Perimeter Problem
Geographic expansion follows identical math to biological territory scaling.
Doubling territory area requires 1.41× longer boundary but intrusions increase 2× - making large territories disproportionately expensive to defend.
Territory scaling follows cruel mathematics. As territory area increases, boundary length increases slower than area but faster than defense capacity. For circular territory (optimal shape for defense): Area = πr², Perimeter = 2πr. Perimeter grows with √Area. Doubling territory area (2× resources) requires 1.41× longer boundary, but defensive capacity doesn't scale (same animal, same time budget). Result: Larger territories are harder to defend per unit area.

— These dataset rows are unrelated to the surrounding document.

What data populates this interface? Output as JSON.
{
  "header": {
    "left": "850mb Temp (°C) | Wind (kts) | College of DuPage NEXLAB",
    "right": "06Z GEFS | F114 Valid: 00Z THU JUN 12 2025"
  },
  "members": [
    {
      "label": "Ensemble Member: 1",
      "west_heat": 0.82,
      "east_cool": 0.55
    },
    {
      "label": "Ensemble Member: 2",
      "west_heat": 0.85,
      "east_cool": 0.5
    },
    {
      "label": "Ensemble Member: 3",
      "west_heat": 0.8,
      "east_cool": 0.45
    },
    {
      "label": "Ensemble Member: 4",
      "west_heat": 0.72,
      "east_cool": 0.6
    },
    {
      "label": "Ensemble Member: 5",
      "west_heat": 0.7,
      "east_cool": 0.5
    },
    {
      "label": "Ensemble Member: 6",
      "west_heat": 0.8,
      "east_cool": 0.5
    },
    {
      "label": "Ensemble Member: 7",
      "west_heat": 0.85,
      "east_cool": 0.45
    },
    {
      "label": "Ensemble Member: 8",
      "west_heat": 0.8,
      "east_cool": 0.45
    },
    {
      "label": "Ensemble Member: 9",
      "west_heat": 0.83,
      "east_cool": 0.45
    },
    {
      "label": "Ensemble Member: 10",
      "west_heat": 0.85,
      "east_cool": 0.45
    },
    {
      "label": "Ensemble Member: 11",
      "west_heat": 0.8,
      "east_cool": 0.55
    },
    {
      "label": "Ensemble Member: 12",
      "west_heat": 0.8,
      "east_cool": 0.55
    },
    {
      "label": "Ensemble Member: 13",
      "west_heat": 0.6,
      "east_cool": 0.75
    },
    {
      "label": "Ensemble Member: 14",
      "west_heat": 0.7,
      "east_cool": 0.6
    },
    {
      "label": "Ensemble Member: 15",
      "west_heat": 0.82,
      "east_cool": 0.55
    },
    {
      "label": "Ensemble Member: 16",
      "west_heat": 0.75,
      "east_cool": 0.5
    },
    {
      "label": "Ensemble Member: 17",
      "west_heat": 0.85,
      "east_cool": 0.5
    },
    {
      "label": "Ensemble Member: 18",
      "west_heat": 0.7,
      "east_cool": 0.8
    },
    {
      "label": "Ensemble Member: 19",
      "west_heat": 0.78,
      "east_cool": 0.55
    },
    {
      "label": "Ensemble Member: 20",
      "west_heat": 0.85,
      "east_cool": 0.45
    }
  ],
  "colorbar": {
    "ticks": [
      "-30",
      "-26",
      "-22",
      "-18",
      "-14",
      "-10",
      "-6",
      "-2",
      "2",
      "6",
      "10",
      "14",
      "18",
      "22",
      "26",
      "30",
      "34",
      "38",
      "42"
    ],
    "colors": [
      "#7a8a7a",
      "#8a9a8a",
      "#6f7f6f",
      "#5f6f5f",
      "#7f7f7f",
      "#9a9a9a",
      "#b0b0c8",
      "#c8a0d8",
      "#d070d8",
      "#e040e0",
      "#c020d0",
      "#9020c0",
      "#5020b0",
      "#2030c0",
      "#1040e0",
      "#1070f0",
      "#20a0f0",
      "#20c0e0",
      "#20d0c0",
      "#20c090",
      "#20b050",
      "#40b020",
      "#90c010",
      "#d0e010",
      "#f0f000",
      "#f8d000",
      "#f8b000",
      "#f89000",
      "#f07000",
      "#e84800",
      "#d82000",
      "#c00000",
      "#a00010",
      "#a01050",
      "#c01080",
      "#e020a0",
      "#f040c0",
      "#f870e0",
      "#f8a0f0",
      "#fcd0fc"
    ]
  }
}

Wolf pack territories demonstrate this scaling challenge: A 4-wolf pack defending 50 mi² with 25-mile boundary faces 47 intrusions/year at 2.1 hours/day defense cost. An 8-wolf pack defending 120 mi² with 39-mile boundary (+56%) faces 134 intrusions/year (+185%) at 4.8 hours/day (+129%). The logarithmic scaling problem: Doubling pack size allows 2.3× larger territory, but boundary increases 1.56× and intrusions increase 2.85×. Defense cost per wolf increases 32%.
Business Application of Perimeter Problem
Geographic expansion follows identical math to biological territory scaling. Opening second location doubles territory but increases competitive boundary by only 41%. Opening 10th location increases boundary 216%. Defensive costs (local competition, brand enforcement, supply chain) scale faster than linear. This explains why Walmart's overlap zone defensive costs exploded to $1.2B annually.